Last May, several researchers looked into just how plants can react so quickly to oncoming herbivore invasions even if the plants were not in direct contact with the herbivores. Similar to how some plants can pick up the scents of fellow neighbors or notice when another plant was casting a shadow, plants were communicating. In this study, bean plants were set up in close proximity to each other and when aphids attacked one bean plant, nearby plants picked up this system of warnings and then produced plant defenses, chemicals like methyl salicylate that act to repel the herbivores and to attract the predators of aphids. (6)

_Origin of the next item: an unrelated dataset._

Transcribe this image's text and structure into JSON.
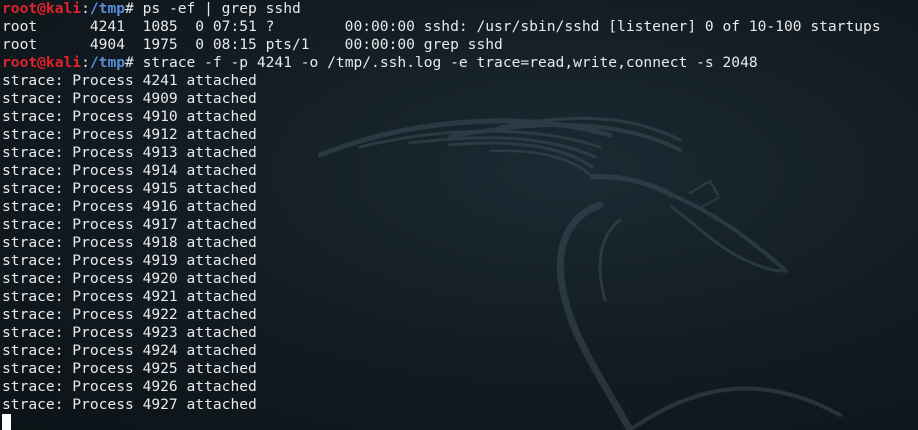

The researchers set up five bean seedlings in an order in which there was a central ‘donor’ plant surrounded by four ‘receiver’ plants. (6) The central plant would be in direct contact with the aphids and in theory would send signals to the other four plants. (6) Two of the receiver plants were connected to the donor plant via mycorrhizal fungi with the other two lacked physical connection to the other plants. (6) Mycorrhizal fungi forms a symbiotic association between fungal hyphae and roots and is quite prominent in most natural soils. (7) Fungal hyphae invade roots and grow extensively often even having more than one plant host. (7) Several experiments were set up so that meshes helped to restrict plant-to-plant interaction through mycorrhizal growth and roots. (6)

After a couple of days, volatile gases were collected from each of the plants and it was demonstrated that plants connected to the central plant via underground fungal networks were able to produce protective chemicals as opposed to the two unconnected bean plants. (6) The implications of plant communication can be significant. Would it be possible to use a tribute plant far away from commercial crops as a sort of early warning for the others?

 

 

How plants react to their environment and to each other ultimately comes back to our interactions with plants. Humans are consistently changing the environment whether it’s by deforestation or agriculture and this has forced plants to adapt in different ways to cope with the stress of change. Thus, there is even more of a need to study how plants see this consistently evolving world, not through conscience thinking, but through their senses.

Backster wasn’t too far off when he thought that plants were talking, despite the ridicule his works received from the scientific world. Maybe he’s right that there is a world of plants talking and understanding each other and that we just don’t know much about yet; perhaps learning about how plants see the world may help us appreciate our world. Who knows—because after all, none of us are plants.

 

 

 

 

 

 

Works cited

 

1.Tompkins, Peter, and Christopher Bird. The Secret Life of Plants. New York: Harper & Row, 1973.

2. Tsuji, Hiroyuki, Ken-ichiro Taoka, and Ko Shimamoto. “Regulation of Flowering in Rice: Two Florigen Genes, a Complex Gene Network, and Natural Variation.” Current Opinion in Plant Biology 14.1 (2010): 45-52.

3. Chamovitz, Daniel. What a Plant Knows: A Field Guide to the Senses. New York: Scientific American/Farrar, Straus and Giroux, 2012.

4.  Runyon, J. B. “Volatile Chemical Cues Guide Host Location and Host Selection by Parasitic Plants.” Science 313.5795 (2006): 1964-967.

5. Helms, Anjel M., Consuelo M. De Moraes, John F. Tooker, and Mark C. Mescher. “Exposure of Solidago Altissima Plants to Volatile Emissions of an Insect Antagonist (Eurosta Solidaginis) Deters Subsequent Herbivory.” PNAS 110.1 (2013): 199-204.

6. Babikova, Zdenka, Lucy Gilbert, Toby J. Bruce, Michael Birkett, John C. Caulfield, Christine Woodcock, John A. Pickett, and David Johnson. “Underground Signals Carried through Common Mycelial Networks Warn Neighbouring Plants of Aphid Attack.” Ecology Letters 16.7 (2013): 835-43.

7. Bolan, N. S. “A Critical Review on the Role of Mycorrhizal Fungi in the Uptake of Phosphorus by Plants.” Plant and Soil 134.2 (1991): 189-207.